In 1973, employment growth peaked at 4.63%.  In 1978, 5.43%. In 1981, 1.96%.  In 1984, 5.44%.  In 1988, 3.28%. In 1995, 3.47%.  In 2000, 2.55%.  In 2006, 2.16%.

The 2.34% for 2015 is February 2015.  This is the strongest growth rate we’ve seen so far during the current expansion. Interestingly, since February 2015, employment growth has declined to 2.11%. It is this deceleration that suggests the labor market might be peaking (or perhaps already has peaked).

The deceleration from peak occurs in every business cycle.

2

The Part-Time/Full-Time Picture

The second area signaling perhaps that the labor market is peaking is the part-time/full-time employment view. The top graphic in the following figure is the month-over-month growth in employment (absolute net new jobs). The middle graphic is the month-over-month growth in full-time employment.  In June 2015, it came in at a healthy +370K. The bottom graphic is the month-over-month growth in part-time employment.  In 2015, it came in a -147K.

What does this picture have to do with the labor market?

The answer is that when there’s a trend in shifting from part-time to full-time employment, it’s generally a signal that the labor market might be peaking. As corroborating evidence, take a look at the 2000 to 2003 experience and the 2006 to 2009 experience.

3

As indicated by the black boxes, prior to the prior two recessions, part-time employment dropped before the employment picture peaked, fairly similar to what we’re seeing today.

4

5

Counterargument: Why Might the Labor Market NOT Be Peaking?

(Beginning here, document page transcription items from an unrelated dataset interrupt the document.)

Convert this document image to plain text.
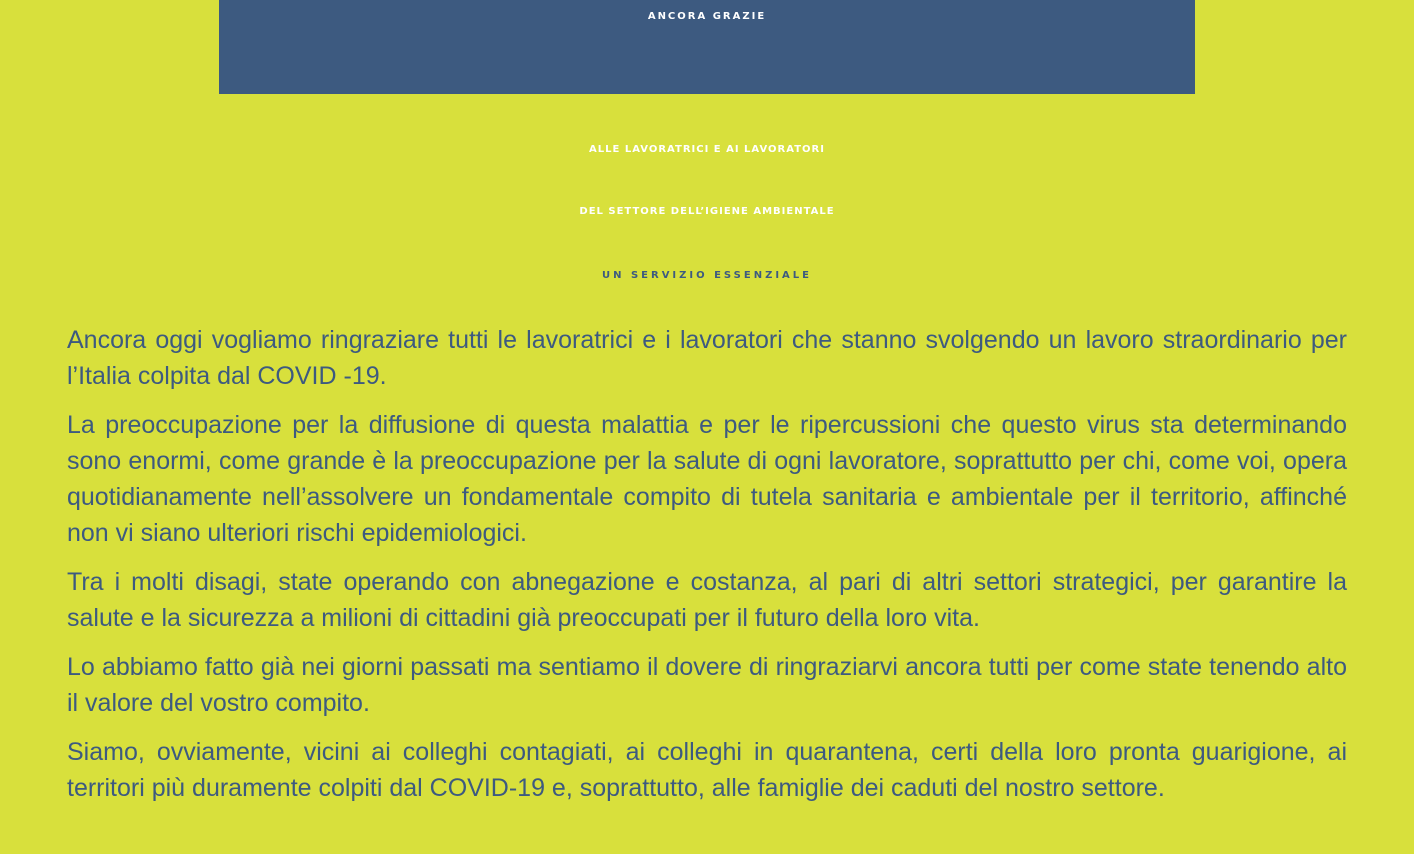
ANCORA GRAZIE
ALLE LAVORATRICI E AI LAVORATORI
DEL SETTORE DELL’IGIENE AMBIENTALE
UN SERVIZIO ESSENZIALE

Ancora oggi vogliamo ringraziare tutti le lavoratrici e i lavoratori che stanno svolgendo un lavoro straordinario per l’Italia colpita dal COVID -19.

La preoccupazione per la diffusione di questa malattia e per le ripercussioni che questo virus sta determinando sono enormi, come grande è la preoccupazione per la salute di ogni lavoratore, soprattutto per chi, come voi, opera quotidianamente nell’assolvere un fondamentale compito di tutela sanitaria e ambientale per il territorio, affinché non vi siano ulteriori rischi epidemiologici.

Tra i molti disagi, state operando con abnegazione e costanza, al pari di altri settori strategici, per garantire la salute e la sicurezza a milioni di cittadini già preoccupati per il futuro della loro vita.

Lo abbiamo fatto già nei giorni passati ma sentiamo il dovere di ringraziarvi ancora tutti per come state tenendo alto il valore del vostro compito.

Siamo, ovviamente, vicini ai colleghi contagiati, ai colleghi in quarantena, certi della loro pronta guarigione, ai territori più duramente colpiti dal COVID-19 e, soprattutto, alle famiglie dei caduti del nostro settore.
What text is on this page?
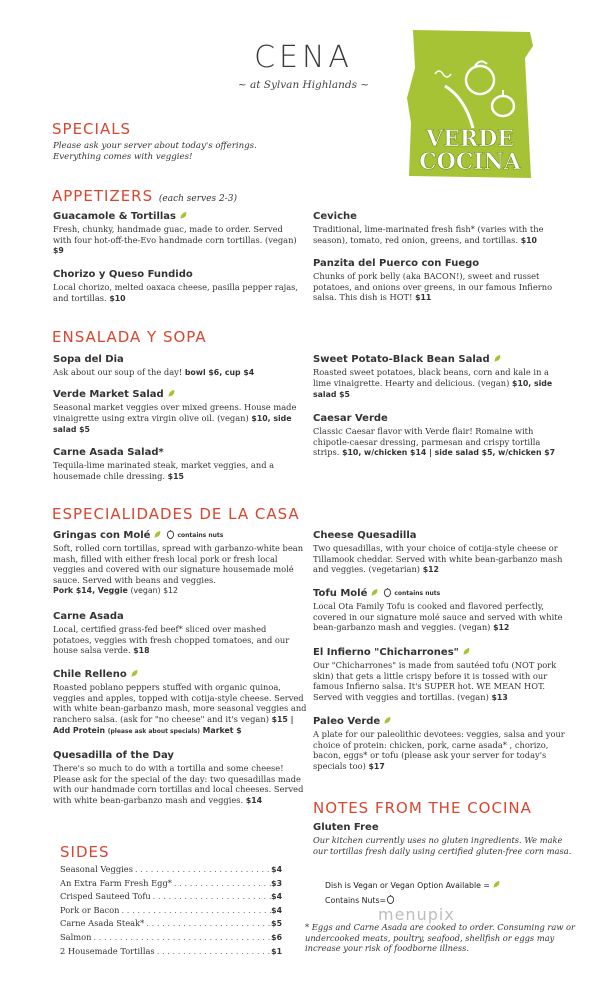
CENA
~ at Sylvan Highlands ~
VERDE
COCINA
SPECIALS
Please ask your server about today's offerings.
Everything comes with veggies!
APPETIZERS (each serves 2-3)
Guacamole & Tortillas

Fresh, chunky, handmade guac, made to order. Served with four hot-off-the-Evo handmade corn tortillas. (vegan) $9

Chorizo y Queso Fundido

Local chorizo, melted oaxaca cheese, pasilla pepper rajas, and tortillas. $10

Ceviche

Traditional, lime-marinated fresh fish* (varies with the season), tomato, red onion, greens, and tortillas. $10

Panzita del Puerco con Fuego

Chunks of pork belly (aka BACON!), sweet and russet potatoes, and onions over greens, in our famous Infierno salsa. This dish is HOT! $11

ENSALADA Y SOPA
Sopa del Dia

Ask about our soup of the day! bowl $6, cup $4

Verde Market Salad

Seasonal market veggies over mixed greens. House made vinaigrette using extra virgin olive oil. (vegan) $10, side salad $5

Carne Asada Salad*

Tequila-lime marinated steak, market veggies, and a housemade chile dressing. $15

Sweet Potato-Black Bean Salad

Roasted sweet potatoes, black beans, corn and kale in a lime vinaigrette. Hearty and delicious. (vegan) $10, side salad $5

Caesar Verde

Classic Caesar flavor with Verde flair! Romaine with chipotle-caesar dressing, parmesan and crispy tortilla strips. $10, w/chicken $14 | side salad $5, w/chicken $7

ESPECIALIDADES DE LA CASA
Gringas con Molé	contains nuts

Soft, rolled corn tortillas, spread with garbanzo-white bean mash, filled with either fresh local pork or fresh local veggies and covered with our signature housemade molé sauce. Served with beans and veggies.
Pork $14, Veggie (vegan) $12

Carne Asada

Local, certified grass-fed beef* sliced over mashed potatoes, veggies with fresh chopped tomatoes, and our house salsa verde. $18

Chile Relleno

Roasted poblano peppers stuffed with organic quinoa, veggies and apples, topped with cotija-style cheese. Served with white bean-garbanzo mash, more seasonal veggies and ranchero salsa. (ask for "no cheese" and it's vegan) $15 | Add Protein (please ask about specials) Market $

Quesadilla of the Day

There's so much to do with a tortilla and some cheese! Please ask for the special of the day: two quesadillas made with our handmade corn tortillas and local cheeses. Served with white bean-garbanzo mash and veggies. $14

Cheese Quesadilla

Two quesadillas, with your choice of cotija-style cheese or Tillamook cheddar. Served with white bean-garbanzo mash and veggies. (vegetarian) $12

Tofu Molé	contains nuts

Local Ota Family Tofu is cooked and flavored perfectly, covered in our signature molé sauce and served with white bean-garbanzo mash and veggies. (vegan) $12

El Infierno "Chicharrones"

Our "Chicharrones" is made from sautéed tofu (NOT pork skin) that gets a little crispy before it is tossed with our famous Infierno salsa. It's SUPER hot. WE MEAN HOT. Served with veggies and tortillas. (vegan) $13

Paleo Verde

A plate for our paleolithic devotees: veggies, salsa and your choice of protein: chicken, pork, carne asada* , chorizo, bacon, eggs* or tofu (please ask your server for today's specials too) $17

NOTES FROM THE COCINA
Gluten Free

Our kitchen currently uses no gluten ingredients. We make our tortillas fresh daily using certified gluten-free corn masa.

Dish is Vegan or Vegan Option Available =
Contains Nuts=
menupix
* Eggs and Carne Asada are cooked to order. Consuming raw or undercooked meats, poultry, seafood, shellfish or eggs may increase your risk of foodborne illness.
SIDES
Seasonal Veggies . . .	$4
An Extra Farm Fresh Egg* . . .	$3
Crisped Sauteed Tofu . . .	$4
Pork or Bacon . . .	$4
Carne Asada Steak* . . .	$5
Salmon . . .	$6
2 Housemade Tortillas . . .	$1
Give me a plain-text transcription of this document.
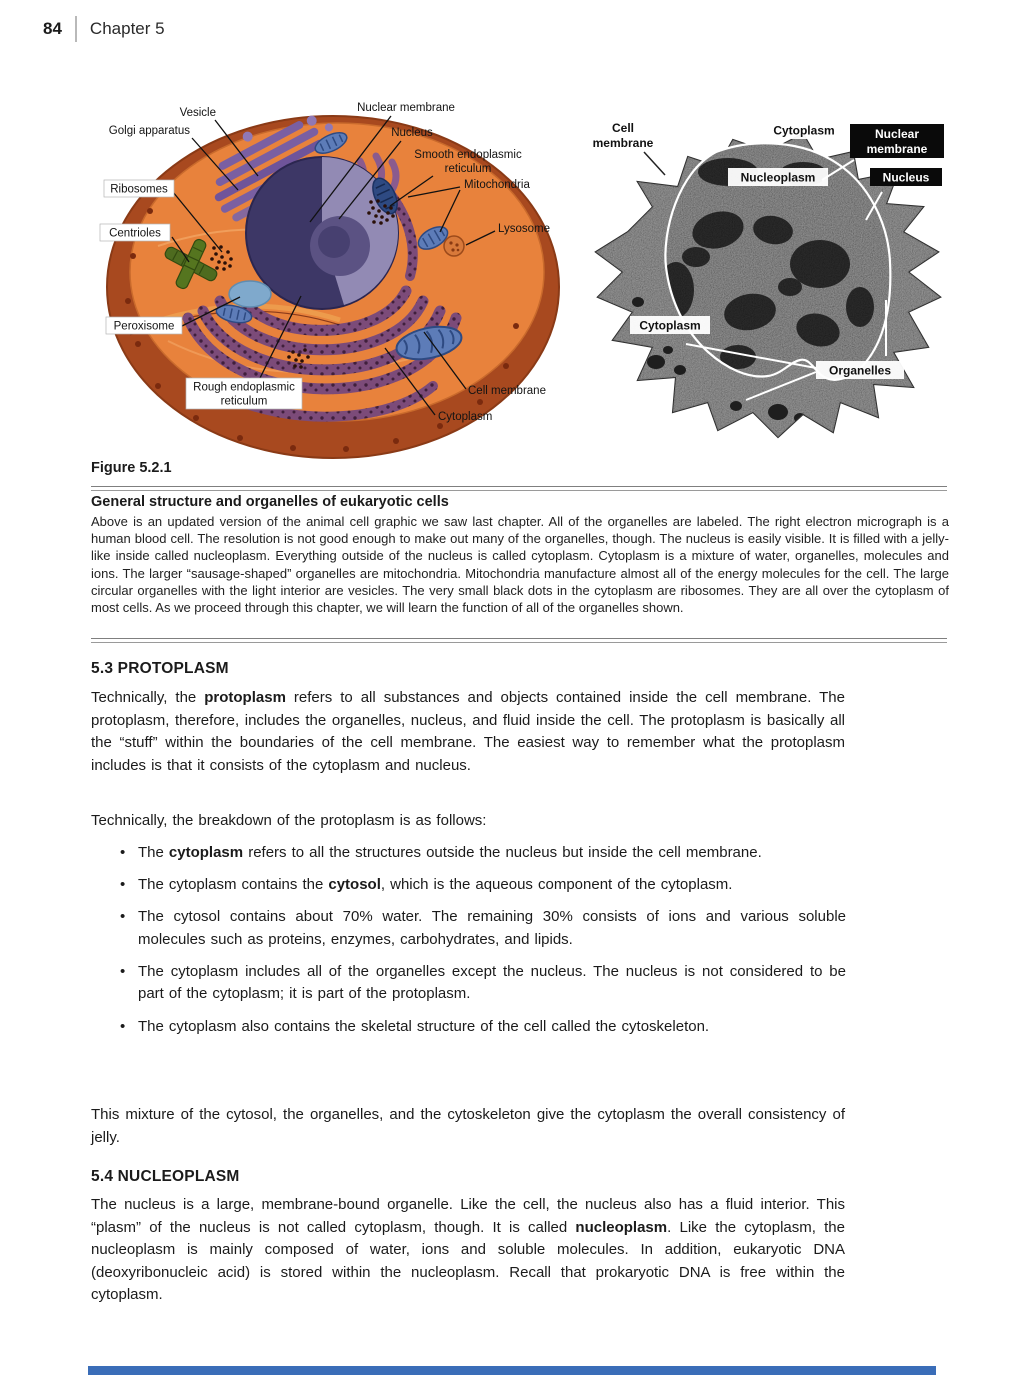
84 Chapter 5
Ribosomes
Centrioles
Peroxisome
Rough endoplasmic
reticulum
Vesicle
Golgi apparatus
Nuclear membrane
Nucleus
Smooth endoplasmic
reticulum
Mitochondria
Lysosome
Cell membrane
Cytoplasm
Cell
membrane
Cytoplasm	Nuclear
membrane
Nucleoplasm	Nucleus
Cytoplasm
Organelles
Figure 5.2.1
General structure and organelles of eukaryotic cells
Above is an updated version of the animal cell graphic we saw last chapter. All of the organelles are labeled. The right electron micrograph is a human blood cell. The resolution is not good enough to make out many of the organelles, though. The nucleus is easily visible. It is filled with a jelly-like inside called nucleoplasm. Everything outside of the nucleus is called cytoplasm. Cytoplasm is a mixture of water, organelles, molecules and ions. The larger “sausage-shaped” organelles are mitochondria. Mitochondria manufacture almost all of the energy molecules for the cell. The large circular organelles with the light interior are vesicles. The very small black dots in the cytoplasm are ribosomes. They are all over the cytoplasm of most cells. As we proceed through this chapter, we will learn the function of all of the organelles shown.
5.3 PROTOPLASM
Technically, the protoplasm refers to all substances and objects contained inside the cell membrane. The protoplasm, therefore, includes the organelles, nucleus, and fluid inside the cell. The protoplasm is basically all the “stuff” within the boundaries of the cell membrane. The easiest way to remember what the protoplasm includes is that it consists of the cytoplasm and nucleus.
Technically, the breakdown of the protoplasm is as follows:
• The cytoplasm refers to all the structures outside the nucleus but inside the cell membrane.
• The cytoplasm contains the cytosol, which is the aqueous component of the cytoplasm.
• The cytosol contains about 70% water. The remaining 30% consists of ions and various soluble molecules such as proteins, enzymes, carbohydrates, and lipids.
• The cytoplasm includes all of the organelles except the nucleus. The nucleus is not considered to be part of the cytoplasm; it is part of the protoplasm.
• The cytoplasm also contains the skeletal structure of the cell called the cytoskeleton.
This mixture of the cytosol, the organelles, and the cytoskeleton give the cytoplasm the overall consistency of jelly.
5.4 NUCLEOPLASM
The nucleus is a large, membrane-bound organelle. Like the cell, the nucleus also has a fluid interior. This “plasm” of the nucleus is not called cytoplasm, though. It is called nucleoplasm. Like the cytoplasm, the nucleoplasm is mainly composed of water, ions and soluble molecules. In addition, eukaryotic DNA (deoxyribonucleic acid) is stored within the nucleoplasm. Recall that prokaryotic DNA is free within the cytoplasm.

There are, of course, lots of good reasons to argue that the American labor has a long way to go before peaking.

Factors that are nowhere near peaking include wage growth (Average Hourly Earnings are stuck around 2%, well below the overheating 3.5% experienced in 2006), lack of inflation, depressed labor force participation, and an unemployment rate still above peaking level.

Conclusion

Overall, job growth in the U.S. continues to be quite strong. The strength, of course, raises the question on how long it can continue to go on.

Some point to various indicators that suggest jobs could continue to grow another five or six years. These points are certainly valid, as are the counterpoints addressed here.